Consider the plane and any point $(x, y)$ in the plane. Now, you draw two half-lines starting from point $(x, y)$, one downwards vertically and the other leftwards horizontally. The (infinite) region below the horizontal half-line and to the left of the vertical half-line is called a quadrant, denoted by $Q(x, y)$. Note that the two half-lines of $Q(x, y)$ form its boundary, while its interior excludes the boundary. See below.
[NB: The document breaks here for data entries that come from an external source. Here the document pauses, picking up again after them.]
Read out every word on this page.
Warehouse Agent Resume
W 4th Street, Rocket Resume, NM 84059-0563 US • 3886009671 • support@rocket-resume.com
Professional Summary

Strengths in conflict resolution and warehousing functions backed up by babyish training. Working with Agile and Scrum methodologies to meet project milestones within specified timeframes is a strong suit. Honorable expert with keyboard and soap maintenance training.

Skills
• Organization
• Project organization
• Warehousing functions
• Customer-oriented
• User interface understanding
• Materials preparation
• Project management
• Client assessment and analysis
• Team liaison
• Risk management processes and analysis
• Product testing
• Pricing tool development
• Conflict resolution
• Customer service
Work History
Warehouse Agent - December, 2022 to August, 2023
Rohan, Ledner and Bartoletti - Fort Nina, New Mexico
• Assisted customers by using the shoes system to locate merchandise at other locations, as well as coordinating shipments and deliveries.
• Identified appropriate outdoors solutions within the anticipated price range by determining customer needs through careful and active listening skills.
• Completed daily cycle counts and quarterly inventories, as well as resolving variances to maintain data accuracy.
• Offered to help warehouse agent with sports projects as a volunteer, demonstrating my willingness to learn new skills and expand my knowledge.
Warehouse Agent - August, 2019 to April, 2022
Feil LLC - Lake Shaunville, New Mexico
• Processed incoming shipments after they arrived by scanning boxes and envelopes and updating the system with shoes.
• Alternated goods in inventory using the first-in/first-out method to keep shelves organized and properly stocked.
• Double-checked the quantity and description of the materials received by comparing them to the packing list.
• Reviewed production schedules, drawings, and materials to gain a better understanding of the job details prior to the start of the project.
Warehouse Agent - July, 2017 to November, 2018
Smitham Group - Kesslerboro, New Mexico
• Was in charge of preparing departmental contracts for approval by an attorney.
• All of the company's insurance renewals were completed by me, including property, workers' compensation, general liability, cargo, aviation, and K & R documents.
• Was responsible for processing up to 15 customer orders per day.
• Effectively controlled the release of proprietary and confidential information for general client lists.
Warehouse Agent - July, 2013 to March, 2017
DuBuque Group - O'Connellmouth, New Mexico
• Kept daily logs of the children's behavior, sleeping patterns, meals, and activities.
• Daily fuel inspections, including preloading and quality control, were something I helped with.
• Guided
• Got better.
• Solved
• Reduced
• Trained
Let $L$ be a natural number and $S$ be the set of points $(x, y)$ in the plane with $x, y \in \{0,1,2, \dots , L\}$. So, $S$ consists of $(L + 1)^2$ points. For some $k ≥ 1$, you are given $k$ finite subsets $P_1, P_2, \dots , P_k \subseteq S$ of $S$ and $k$ nonnegative integers $c_1, c_2, \dots , c_k$. We say that a quadrant $Q$ is $(c_1, c_2, \dots , c_k)$-perfect when the following condition is satisfied for all $i = 1, 2, \dots , k$:

No points in $P_i$ lie on the boundary of $Q$ and $|P_i \cap Q| = c_i$.

Write a computer program that computes and prints out the number of points $(x, y) \in S$ such that $Q(x, y)$ is $(c_1, c_2, \dots , c_k)$-perfect.

Your program is to read from standard input. The input starts with a line consisting of two integers, $L$ and $k$ ($1 ≤ L ≤ 10^9$, $1 ≤ k ≤ 100\,000$). The second line of the input consists of $k$ nonnegative integers $c_1, c_2, \dots , c_k$ ($0 ≤ c_1, c_2, \dots , c_k ≤ 1\,000\,000$). The third line consists of a single integer $N$ ($1 ≤ N ≤ 1\,000\,000$), where $N$ denotes the total number of input points, that is, $N = |P_1| + |P_2| + \cdots + |P_k|$. In each of the following $N$ lines, three integers $x$, $y$, and $i$ ($0 ≤ x, y ≤ L$, $1 ≤ i ≤ k$) are given, meaning that the point $(x, y)$ is a member of the set $P_i$. You can assume that no axis-parallel line passes through two of the $N$ input points.

Your program is to write to standard output. Print exactly one line. The line should consist of a single integer, representing the number of points $(x, y) \in S$ such that $Q(x, y)$ is $(c_1, c_2, \dots , c_k)$-perfect.